There are different cryptocurrency tax regulations in every country. No matter your place of residence, you should always register your transactions and follow certain rules. In the US, the IRS controls crypto taxes. Cryptocurrency tax is calculated using your income and how long you have held the cryptocurrency – the holding period. In 2021, the cryptocurrency tax rate will be the same as the capital gains tax rate. It’s slightly different for short-term capital gains and long-term capital gains.
How is cryptocurrency taxed?
Cryptocurrency and taxes may seem like a very complex matter. But it’s actually not that difficult to understand. The main thing you have to consider is the duration of your holding period. It is calculated from the day after you purchase a certain asset or make a cryptocurrency transaction. It continues from this date until the day that you trade the digital asset. How do you differentiate between short term and long term capital gains and their cryptocurrency tax rate? Keep reading to find out.

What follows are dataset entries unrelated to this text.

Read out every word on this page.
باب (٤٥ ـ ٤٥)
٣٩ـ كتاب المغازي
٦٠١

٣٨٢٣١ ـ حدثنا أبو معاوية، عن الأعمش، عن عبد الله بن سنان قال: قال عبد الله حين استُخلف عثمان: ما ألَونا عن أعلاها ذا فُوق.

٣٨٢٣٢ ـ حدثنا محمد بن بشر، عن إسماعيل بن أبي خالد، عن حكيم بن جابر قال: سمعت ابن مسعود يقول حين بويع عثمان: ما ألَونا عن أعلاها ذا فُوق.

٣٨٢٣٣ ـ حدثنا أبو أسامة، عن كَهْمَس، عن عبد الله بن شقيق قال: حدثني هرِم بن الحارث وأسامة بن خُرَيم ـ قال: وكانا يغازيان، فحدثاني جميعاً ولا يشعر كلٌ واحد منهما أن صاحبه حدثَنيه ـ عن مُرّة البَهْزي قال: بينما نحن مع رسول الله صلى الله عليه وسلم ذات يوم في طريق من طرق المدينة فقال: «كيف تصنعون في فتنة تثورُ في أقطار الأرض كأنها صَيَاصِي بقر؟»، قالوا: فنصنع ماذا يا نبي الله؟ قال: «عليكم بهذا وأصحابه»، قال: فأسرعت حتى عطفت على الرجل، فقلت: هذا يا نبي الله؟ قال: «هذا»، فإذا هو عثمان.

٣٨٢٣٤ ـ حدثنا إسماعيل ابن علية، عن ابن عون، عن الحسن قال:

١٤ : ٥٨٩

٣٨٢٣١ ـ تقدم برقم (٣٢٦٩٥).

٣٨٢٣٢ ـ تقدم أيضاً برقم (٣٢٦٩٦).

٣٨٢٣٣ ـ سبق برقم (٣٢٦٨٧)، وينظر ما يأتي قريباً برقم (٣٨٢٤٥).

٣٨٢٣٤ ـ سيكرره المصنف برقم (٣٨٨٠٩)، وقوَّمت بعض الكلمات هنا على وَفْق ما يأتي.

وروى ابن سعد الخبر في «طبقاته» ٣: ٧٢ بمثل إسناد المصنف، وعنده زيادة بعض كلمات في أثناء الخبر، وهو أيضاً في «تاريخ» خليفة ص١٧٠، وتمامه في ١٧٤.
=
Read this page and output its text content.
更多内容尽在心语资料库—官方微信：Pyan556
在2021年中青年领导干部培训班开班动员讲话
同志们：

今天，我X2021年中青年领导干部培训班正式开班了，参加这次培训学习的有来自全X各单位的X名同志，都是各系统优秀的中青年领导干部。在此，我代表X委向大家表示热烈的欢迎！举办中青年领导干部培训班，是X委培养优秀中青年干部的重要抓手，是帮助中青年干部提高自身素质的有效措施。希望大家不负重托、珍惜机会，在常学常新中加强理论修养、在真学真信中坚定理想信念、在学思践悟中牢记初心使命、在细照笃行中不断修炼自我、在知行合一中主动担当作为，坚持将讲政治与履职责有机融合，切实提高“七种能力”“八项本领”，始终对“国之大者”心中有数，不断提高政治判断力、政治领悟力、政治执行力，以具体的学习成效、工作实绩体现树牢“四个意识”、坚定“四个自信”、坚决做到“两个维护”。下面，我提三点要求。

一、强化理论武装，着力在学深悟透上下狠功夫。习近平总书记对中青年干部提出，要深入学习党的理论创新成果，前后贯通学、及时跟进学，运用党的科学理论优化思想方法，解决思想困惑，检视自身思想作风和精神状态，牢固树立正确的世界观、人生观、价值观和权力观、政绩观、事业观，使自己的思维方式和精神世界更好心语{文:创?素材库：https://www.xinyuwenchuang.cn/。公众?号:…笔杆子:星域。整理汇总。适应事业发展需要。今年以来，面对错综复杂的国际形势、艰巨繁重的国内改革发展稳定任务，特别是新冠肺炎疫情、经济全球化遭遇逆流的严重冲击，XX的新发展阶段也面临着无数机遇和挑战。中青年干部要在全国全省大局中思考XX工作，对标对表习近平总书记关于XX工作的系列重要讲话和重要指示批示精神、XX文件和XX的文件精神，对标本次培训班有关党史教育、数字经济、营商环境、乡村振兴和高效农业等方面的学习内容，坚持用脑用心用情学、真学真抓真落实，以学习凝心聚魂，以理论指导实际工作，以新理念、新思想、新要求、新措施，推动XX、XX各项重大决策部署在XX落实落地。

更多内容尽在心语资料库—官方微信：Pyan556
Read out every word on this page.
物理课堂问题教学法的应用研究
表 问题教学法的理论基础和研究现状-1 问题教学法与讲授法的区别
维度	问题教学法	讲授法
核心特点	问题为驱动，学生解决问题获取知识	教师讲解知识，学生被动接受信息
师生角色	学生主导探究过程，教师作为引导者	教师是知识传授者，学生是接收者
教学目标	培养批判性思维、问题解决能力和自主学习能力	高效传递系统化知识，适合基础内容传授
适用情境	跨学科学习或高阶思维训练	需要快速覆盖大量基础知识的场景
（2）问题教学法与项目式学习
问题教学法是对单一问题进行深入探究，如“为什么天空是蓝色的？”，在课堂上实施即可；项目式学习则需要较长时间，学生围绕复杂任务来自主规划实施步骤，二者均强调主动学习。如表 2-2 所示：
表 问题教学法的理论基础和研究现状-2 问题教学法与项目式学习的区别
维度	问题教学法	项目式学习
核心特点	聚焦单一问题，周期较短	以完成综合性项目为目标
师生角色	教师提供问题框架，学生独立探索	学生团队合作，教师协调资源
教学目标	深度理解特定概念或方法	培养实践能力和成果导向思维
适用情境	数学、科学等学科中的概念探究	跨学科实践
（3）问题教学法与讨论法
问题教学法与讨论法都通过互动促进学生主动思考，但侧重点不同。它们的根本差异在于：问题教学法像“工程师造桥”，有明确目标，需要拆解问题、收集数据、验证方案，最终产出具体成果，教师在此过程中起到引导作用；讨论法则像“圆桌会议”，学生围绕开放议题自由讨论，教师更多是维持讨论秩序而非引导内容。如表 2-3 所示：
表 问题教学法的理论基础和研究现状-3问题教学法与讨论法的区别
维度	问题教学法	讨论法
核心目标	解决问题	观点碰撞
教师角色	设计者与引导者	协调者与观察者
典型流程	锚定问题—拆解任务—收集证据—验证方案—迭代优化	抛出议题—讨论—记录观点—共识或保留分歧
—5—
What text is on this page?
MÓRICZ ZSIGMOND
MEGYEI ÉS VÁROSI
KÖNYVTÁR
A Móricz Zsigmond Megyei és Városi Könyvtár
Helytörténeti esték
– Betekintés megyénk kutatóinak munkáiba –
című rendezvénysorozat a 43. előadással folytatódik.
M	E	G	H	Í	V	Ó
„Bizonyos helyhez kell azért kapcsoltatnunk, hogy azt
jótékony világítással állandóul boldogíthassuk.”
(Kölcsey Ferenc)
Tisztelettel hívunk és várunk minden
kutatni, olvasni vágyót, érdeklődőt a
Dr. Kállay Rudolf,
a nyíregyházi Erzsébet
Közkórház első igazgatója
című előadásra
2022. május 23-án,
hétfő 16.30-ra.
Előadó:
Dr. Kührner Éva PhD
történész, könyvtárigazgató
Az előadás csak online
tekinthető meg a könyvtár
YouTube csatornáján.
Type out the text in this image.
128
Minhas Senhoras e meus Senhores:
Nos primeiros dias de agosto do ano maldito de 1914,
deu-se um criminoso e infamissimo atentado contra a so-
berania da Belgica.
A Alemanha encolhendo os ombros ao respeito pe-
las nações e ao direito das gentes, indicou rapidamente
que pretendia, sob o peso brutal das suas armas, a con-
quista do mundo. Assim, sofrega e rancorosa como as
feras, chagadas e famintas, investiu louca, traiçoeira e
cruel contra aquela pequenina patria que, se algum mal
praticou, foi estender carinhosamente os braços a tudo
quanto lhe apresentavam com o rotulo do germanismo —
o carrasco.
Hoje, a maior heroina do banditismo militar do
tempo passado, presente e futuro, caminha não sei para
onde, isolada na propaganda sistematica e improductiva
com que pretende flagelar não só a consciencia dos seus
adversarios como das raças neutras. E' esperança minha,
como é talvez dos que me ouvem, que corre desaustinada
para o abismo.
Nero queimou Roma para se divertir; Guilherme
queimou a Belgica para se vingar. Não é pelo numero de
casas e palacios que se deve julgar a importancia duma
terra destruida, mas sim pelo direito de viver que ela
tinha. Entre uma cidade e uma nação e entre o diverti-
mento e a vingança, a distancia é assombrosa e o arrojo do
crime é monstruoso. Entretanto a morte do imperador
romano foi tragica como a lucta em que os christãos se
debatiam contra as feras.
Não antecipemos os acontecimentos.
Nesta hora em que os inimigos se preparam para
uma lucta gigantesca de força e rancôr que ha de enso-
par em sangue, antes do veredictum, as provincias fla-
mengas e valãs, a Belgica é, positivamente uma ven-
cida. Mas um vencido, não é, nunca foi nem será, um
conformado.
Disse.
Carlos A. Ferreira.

Short term capital gains crypto tax
Short term capital gains taxes on crypto are applicable if your cryptocurrency coins have a holding period of 365 days or less. In this event, they will be taxed as ordinary income. Short term gains range from 10-37%. The tax bracket is different for single, married filing jointly and head of household living situations. You can calculate the rate applicable for you based on your overall income and living situation.
Long term capital gains cryptocurrency taxes
If your holding period was longer than one year (above 366 days), your assets will be subject to long-term capital gains crypto taxes. They range from 0-20% and are based on your ordinary income tax rate. Similarly as in the case described above, the percentage depends on your ordinary income and living situation.
Cryptocurrency and taxes – capital vs income tax events
You are obligated by law to report any and every taxable event that affects your cryptocurrency investments. What exactly are those events? Any situations in which you realize or trigger profits. These can fall into one of two categories – capital gains and income taxes on crypto.
Capital gain taxes on cryptocurrency
Remember that the cryptocurrency tax rate is based on your income and holding period. These are the tax events in which the 2021 taxes on crypto apply:
- selling cryptocurrency for fiat currency – for example, if you buy 2 ETH for 1,000 USD and sell them for 700 USD, the capital loss of 300 dollars will get deducted from your taxable income,
- buying goods or services with cryptocurrency – perhaps you have some bitcoins stored which you bought a long time ago for a low price. Now you can use one of them to buy a car, motorbike or other valuable goods. When you trade your bitcoin for a real asset (worth e.g. $56,000), you incur a large capital gain which you need to report in your taxes,
- trading (or swapping) one crypto asset for another – whether it is done directly between two people or on an exchange, crypto taxes still apply. For example, you could have bought one cryptocurrency for a low price, and then trade all your coins for ones which are worth much more after a rate change. This way, your owned assets get raised from e.g. $500 to $3,000. That is a capital gain of $2,500 which you need to report.
Income tax on cryptocurrency
Cryptocurrency tax is calculated differently, when the tax events fall into the income category. Here are such typical situations:
- earning some crypto interest from decentralized finance,
- receiving cryptocurrency through an airdrop,
- receiving coins for carrying out a certain task,
- earning coins from staking or liquidity pools,
- receiving cryptocurrency rewards from transaction fees and block payouts.
Cryptocurrency tax evasion penalties
As of the year 2014, crypto taxes are treated like stocks or bonds, not as fiat currency. This means that you have to pay taxes on crypto whenever you sell your capital assets at a profit. If you incur a loss from a transaction, you don’t owe any taxes – but you should still report these losses when filing.
If you do not report your cryptocurrency earnings, the IRS views this as tax evasion. There are currently very strict regulations as to crypto taxes and you should not take them lightly. If you fail to report and pay your cryptocurrency taxes, you may get audited and have to pay a penalty of 20%. When the IRS decides that you deliberately under report your earnings, this penalty can get raised up to 75%. In many cases, these are huge sums – so be sure to file your earnings diligently.
Calculating crypto taxes is not as difficult as it looks. Remember to always watch your deadlines for filling in documents. Taxes on cryptocurrency are different in every country – when in doubt, reach out to an accountant who specializes in this particular field.